Lu et al. address one of the more practical failure modes of vanilla 3D GaussianSplatting: the optimiser tends to spawn many redundant primitives that overfit individual training views, ignoring the underlying scene geometry. This bloat makes the representation brittle to large viewpoint changes, to texture-less regions, and to view-dependent lighting effects, because there is no shared structure across views that the renderer can lean on.

Scaffold-GS replaces the unstructured Gaussian soup with a two-tier representation. A sparse set of anchor points — placed near scene geometry — forms the scaffold. Each anchor owns a small bundle of neural Gaussians whose attributes (position offset, opacity, colour, scale) are predicted on-the-fly by a shared MLP that receives the viewing direction and the distance from camera to anchor.
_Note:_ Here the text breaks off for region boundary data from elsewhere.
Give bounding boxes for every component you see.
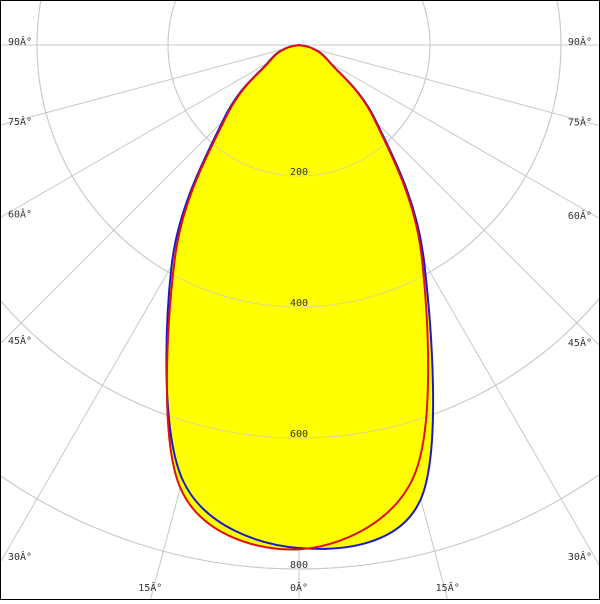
grid-line bbox=[1, 44, 300, 218]
labels: 200 400 600 800 90Â° 75Â° 60Â° 45Â° 30Â° 15Â° 0Â° 1… bbox=[8, 35, 592, 594]
angle-tick-label: 60Â° bbox=[568, 209, 592, 222]
angle-tick-label: 90Â° bbox=[568, 35, 592, 48]
r-tick-label: 800 bbox=[290, 560, 308, 571]
angle-tick-label: 45Â° bbox=[568, 336, 592, 349]
grid-circle bbox=[167, 1, 431, 177]
angle-tick-label: 15Â° bbox=[436, 581, 460, 594]
grid-circle bbox=[1, 297, 599, 439]
r-tick-label: 400 bbox=[290, 298, 308, 309]
angle-tick-label: 30Â° bbox=[568, 550, 592, 563]
grid-line bbox=[298, 44, 599, 126]
plot-area bbox=[1, 1, 599, 570]
series-line bbox=[165, 44, 430, 551]
angle-tick-label: 75Â° bbox=[568, 116, 592, 129]
angle-tick-label: 15Â° bbox=[138, 581, 162, 594]
grid-circle bbox=[36, 1, 562, 308]
r-tick-label: 600 bbox=[290, 429, 308, 440]
angle-tick-label: 30Â° bbox=[8, 550, 32, 563]
angle-tick-label: 75Â° bbox=[8, 115, 32, 128]
r-tick-label: 200 bbox=[290, 167, 308, 178]
area-fill bbox=[166, 45, 429, 550]
angle-tick-label: 60Â° bbox=[8, 208, 32, 221]
grid-circle bbox=[1, 473, 599, 570]
angle-tick-label: 0Â° bbox=[290, 581, 308, 594]
angle-tick-label: 90Â° bbox=[8, 35, 32, 48]
grid-line bbox=[298, 44, 599, 219]
grid-line bbox=[1, 44, 300, 126]
angle-tick-label: 45Â° bbox=[8, 334, 32, 347]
This view-conditioned prediction lets the same anchor produce different splat patterns from different angles, naturally handling view-dependent appearance with far fewer primitives than a fixed-attribute baseline.

The anchor set itself is grown and pruned during training by a procedure that scores how much each anchor contributes to rendering quality, growing into under-covered regions and pruning anchors whose neural Gaussians never fire. The net effect is a substantial reduction in primitive count at equal rendering quality, plus improved robustness on level-of-detail and view-extrapolation scenarios. Scaffold-GS has become a common starting point for follow-on work on structured Gaussian representations, including later extensions that vary anchor density with scene complexity and that adapt the per-anchor MLP for editing and compression.